El punto de partida para que yo empezara a concluir que la ingesta de productos lácteos por parte de la especie humana era un error garrafal fue mi sentido común. Esa introspección me condujo a la pregunta: ¿por qué no consumimos leche de primates, habida cuenta que compartimos casi el mismo ADN? Quizás se piense que solamente un loco puede elucubrar semejante dislate. ¿Por qué no? En el hipotético caso de que barajáramos de nuevo y repartiéramos los naipes para un mundo inédito, sin el lastre de axiomas o conceptos preestablecidos, ¿qué diría la gente si se la obligara a beber leche de vaca como algo novedoso? ¿Se calificaría de insensato a aquel que propusiere tamaña iniciativa? La muestra cabal de que nuestro sentido común está fuera de servicio queda en evidencia cuando le damos de beber a nuestras mascotas (perros y gatos) leche de vaca, seguramente para que también crezcan sanas y fuertes.



Ese sentido común me llevó a inferir que no tenemos semejanza alguna con la vaca. No vamos a encontrar ninguna similitud entre una especie y la otra. Si apelamos al axioma de que la "naturaleza es sabia", obligatoriamente deberemos estar de acuerdo que no es sensato beber leche de vaca. Y si no es natural, su ingesta simplemente nos enfermará.

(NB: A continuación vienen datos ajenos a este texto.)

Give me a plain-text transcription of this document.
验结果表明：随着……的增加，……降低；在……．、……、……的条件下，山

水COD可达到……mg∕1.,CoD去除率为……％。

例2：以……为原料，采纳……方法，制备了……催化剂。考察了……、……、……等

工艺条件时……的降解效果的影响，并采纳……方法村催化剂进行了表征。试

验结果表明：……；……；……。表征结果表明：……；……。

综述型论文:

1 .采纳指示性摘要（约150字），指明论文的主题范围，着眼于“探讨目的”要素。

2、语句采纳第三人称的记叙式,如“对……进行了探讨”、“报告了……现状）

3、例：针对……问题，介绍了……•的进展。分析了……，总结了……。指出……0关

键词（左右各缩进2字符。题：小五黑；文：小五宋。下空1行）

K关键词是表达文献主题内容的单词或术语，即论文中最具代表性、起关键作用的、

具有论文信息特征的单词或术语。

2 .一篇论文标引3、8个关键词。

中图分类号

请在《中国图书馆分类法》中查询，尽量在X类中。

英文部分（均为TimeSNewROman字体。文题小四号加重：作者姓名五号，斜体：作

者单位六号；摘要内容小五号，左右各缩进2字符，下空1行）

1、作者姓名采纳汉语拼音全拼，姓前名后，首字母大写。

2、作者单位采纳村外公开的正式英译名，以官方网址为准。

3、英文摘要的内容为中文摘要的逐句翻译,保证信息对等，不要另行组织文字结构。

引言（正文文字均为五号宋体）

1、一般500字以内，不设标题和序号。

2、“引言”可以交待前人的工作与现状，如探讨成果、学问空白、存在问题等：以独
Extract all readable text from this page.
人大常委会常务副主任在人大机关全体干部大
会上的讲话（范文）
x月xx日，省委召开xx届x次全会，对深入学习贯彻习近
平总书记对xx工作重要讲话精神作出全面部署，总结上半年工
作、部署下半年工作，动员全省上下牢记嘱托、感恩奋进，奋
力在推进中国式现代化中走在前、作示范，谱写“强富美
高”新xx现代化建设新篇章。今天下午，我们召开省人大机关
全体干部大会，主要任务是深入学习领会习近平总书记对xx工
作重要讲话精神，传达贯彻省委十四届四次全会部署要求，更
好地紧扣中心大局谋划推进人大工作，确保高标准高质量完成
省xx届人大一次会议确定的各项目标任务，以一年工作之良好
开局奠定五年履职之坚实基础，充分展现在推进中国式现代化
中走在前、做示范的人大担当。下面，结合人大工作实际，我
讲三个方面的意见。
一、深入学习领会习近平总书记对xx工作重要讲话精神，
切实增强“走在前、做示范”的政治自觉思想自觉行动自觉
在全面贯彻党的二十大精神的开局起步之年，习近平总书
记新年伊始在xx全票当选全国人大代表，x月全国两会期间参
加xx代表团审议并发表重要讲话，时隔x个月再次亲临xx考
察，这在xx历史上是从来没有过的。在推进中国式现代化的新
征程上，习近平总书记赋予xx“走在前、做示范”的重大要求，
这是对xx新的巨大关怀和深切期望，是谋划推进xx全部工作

La naturaleza no es milagrosa ni mágica, es sabia y lógica, y por tanto, avisa cuando algo no está bien. El trabajo de advertir al hombre y al planeta que se están enfermando gravemente es la única función que está cumpliendo en los últimos tiempos. Lamentablemente, la mala administración de sus recursos dispuesta por el ser humano, minimizó escandalosamente su capacidad reparadora.